Why Philadelphians Are Head Over Heels In Love With Their Buses

Ridership is dropping in cities across America. But not here.

Credit: Jeff Fusco

Photo by Jeff Fusco

Earlier this month, statistics came out showing just how much bus ridership in New York City has plummeted there since the Great Recession. Frankly, it’s shocking. There were 162,000 fewer daily riders on weekdays in 2014 than in 2009 — i.e., roughly six fewer bus rides per year for every New Yorker.

And New York is hardly an outlier. Chicago’s bus ridership dropped 8 percent last year alone. Los Angeles’ was down 3 percent. And Detroit’s swan-dived a staggering 14 percent.

When the decline in bus ridership began back in 2008, it was thought to be a momentary dip due to high unemployment (fewer jobs meant less commuting, and less commuting meant less ridership, the logic went). Instead, buses have continued to get the cold shoulder in favor of subways and light-rail — which have gained so many riders nationwide, they’ve managed to offset the bus slump and boost public transit ridership to record heights.

By now, it’s clear that a shift in Americans’ palate for transit has solidified, with the “Magic (Disappearing) Bus” getting left behind, writes the Century Foundation:

… the strengthening economy has failed to translate back into an increase in bus ridership. Unemployment peaked at 10 percent in October 2009 and has since fallen by nearly half, yet the majority of large urban areas saw fewer bus passengers last year than they did at the height of the recession.

Interestingly, though, the major decline isn’t happening in Philly.

In fact, the number of people who took SEPTA buses every year between 2009 and 2013 actually increased; that’s the same stretch of time during which New York City was shedding tens of thousands of riders.

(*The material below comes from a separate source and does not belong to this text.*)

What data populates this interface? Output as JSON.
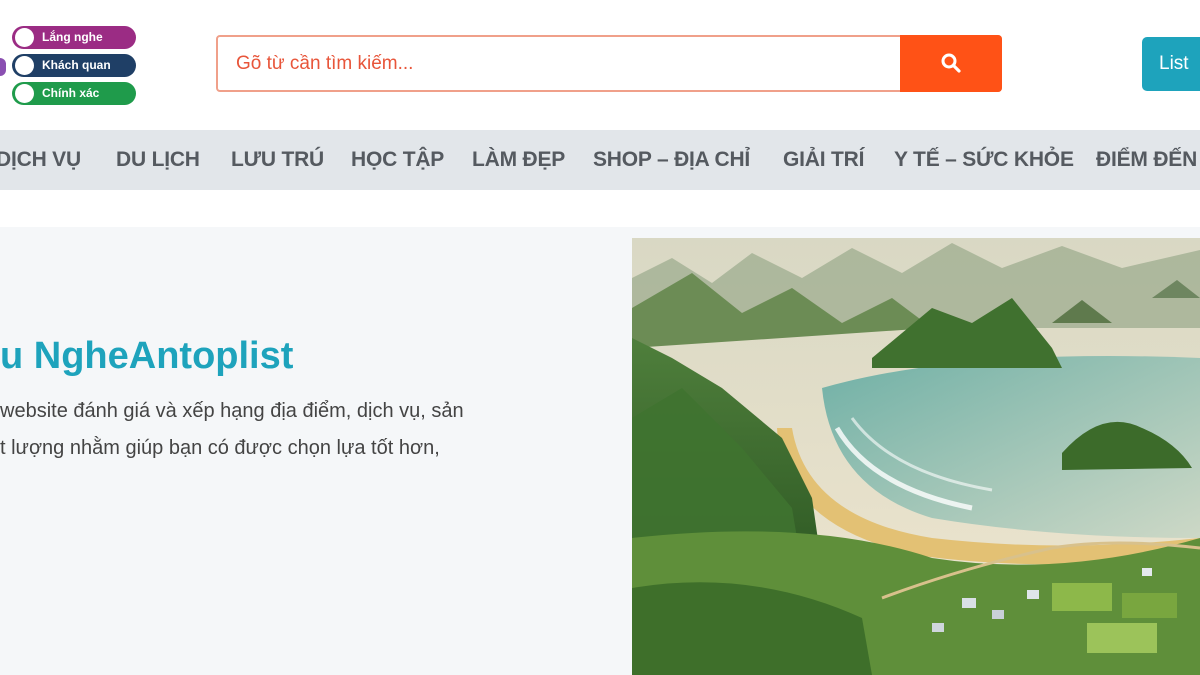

There’s a caveat, though: According to data from the American Public Transportation Association, Philly buses had 2.8 percent fewer riders in 2014 than they did a year prior. But subway ridership was down as well, by 1.8 percent, meaning SEPTA’s automobile and rail divisions are not headed in starkly different directions, as is true in Chicago:

So why is Philly bucking the trend of declining bus ridership?

Breadth of service, for one. The Century Foundation article cites a 2015 study out of San Jose State University, which tried to parse out the differentiating factors that explain why people choose bus transit, and concluded that “transit supply” was the most influential variable. Quantity of bus service is one thing that SEPTA unquestionably has going for it.

Source: APTA and the Century Foundation

Source: APTA and the Century Foundation

While other metros have cut bus routes and streamlined hours since the Great Recession, Philly has ramped them up. So-called “bus revenue miles” — essentially, the number of miles travelled while in service — increased between 2006 and 2012.

Another possible reason Philly buses are holding strong is that the city is surprisingly sprawling and therefore needs more buses, especially since it only has two subway lines.

Buses are a necessary lifeline for thousands of Philadelphians to get to work, especially those living outside of Center City and without a vehicle. Buses are Philly’s default public transit, the most-used and most-accessible mode. And that’s not going to change anytime soon with the limited options available.

Of course, I also tend to hear horror stories about the El much more often than I do about buses (apologies to the 23 route). A friend of mine recently witnessed a woman squatting to pee on a moving underground train.

Deciding whether to take the bus or subway can sometimes feel like picking between the scenic and the septic route. So perhaps the quality — and not only quantity — of buses is contributing to Philly’s big crush on them.